# Motor controlller



## silent wolf (Jul 6, 2010)

Or can you at least list a dc-dc motor controller, I would like to do the dc-ac better though.


----------



## TX_Dj (Jul 25, 2008)

Your AC motor, unless designed for variable speed operation, is probably not a good candidate. There are many AC controllers available for EV applications.


----------



## silent wolf (Jul 6, 2010)

what brand makes one??


----------



## TX_Dj (Jul 25, 2008)

Makes one what? AC motor controller? Curtis and about a hundred others. Not all, same as your motor, as designed for EV applications.


----------



## silent wolf (Jul 6, 2010)

How do I know if they are 25 hp rated? And yes I meant who makes the ac motor controllers.


----------



## silent wolf (Jul 6, 2010)

I still cannot find a signal motor controller that has input of dc, and a output of ac.


----------



## frodus (Apr 12, 2008)

There are a few actually, but you're going to spend bucks if you go AC

curtis
http://curtisinstruments.com/index.cfm?fuseaction=cProducts.dspProductCategory&catID=8

PG Drives:
http://www.pgdt.com/products/sigma/index.html

Sevcon:
http://www.sevcon.com/pages/accontrollers.html
http://www.sevcon.com/pages/gpac.html

They probably won't work because you'd need a higher voltage controller OR a lower voltage motor. You didn't list specs. I'd assume its a 3phase motor, probably running at 208V. If its single phase, forget it.

For a Go-kart, I'd just get a series wound motor.
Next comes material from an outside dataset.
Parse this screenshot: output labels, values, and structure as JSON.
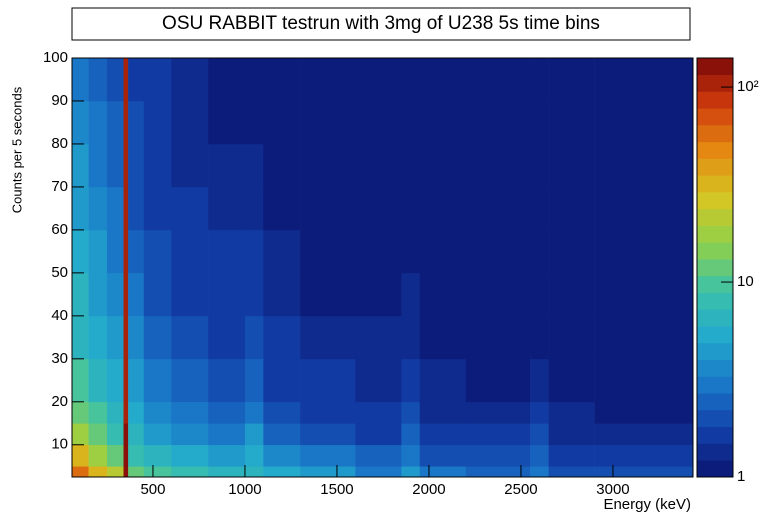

You're not really that heavy to use regen to do much more than braking.


----------



## silent wolf (Jul 6, 2010)

Yeah, it is a little pricey, how much would the lowest package cost for a 5-10 hp motor, I just want a lot of torque and some speed.


----------



## ewdysar (Jun 15, 2010)

Silent Wolf,

Most electric drives aren't spec'd in hp, but more often in volts and amps. You might find this easier when looking at potential motors, controllers and battery systems. There are both AC and DC systems available to choose from, you can search this forum to find out how other people have attempted similar projects.

You haven't really said why you want to do this. You will find that this project will probably cost you considerably more than a regular ICE driveline. Even if you go with salvage forklift parts, or even using a motor that you have laying about, it will cost you more than a salvage IC engine. New electric drive parts and batteries will be much pricier than a new engine.

You'll need to accept limited range and reduced performance due to the weight of the drive system. I'm not saying that you shouldn't do it, just that you should have a realistic view of what you're working towards.

Eric


----------



## frodus (Apr 12, 2008)

silent wolf said:


> Yeah, it is a little pricey, how much would the lowest package cost for a 5-10 hp motor, I just want a lot of torque and some speed.


maybe like $1400 for an alltrax and an Advanced DC or D&D motor.
maybe another $3-400 for lead acid batteries
another $2-400 for a charger
another $1-200 for gauges
another $60-100 for contactor
fuses, cable, other wiring $100 or so

you'll spend more getting that AC motor to run than you'd likely spend just getting a series wound motor and matching controller..... and it'd beat the AC motor for torque per LB. 

I used to have a gokart with an A00 motor from ADC, 48V and the guy before me had it reach 56mph (still holds an NEDRA record). Had tons of torque, the motor was fairly inexpensive and the controller is fairly cheap as well. Normal Lead acid batteries.

I agree though, you'll spend WAY more on an electric than you'd spend getting a nice engine installed on it.


----------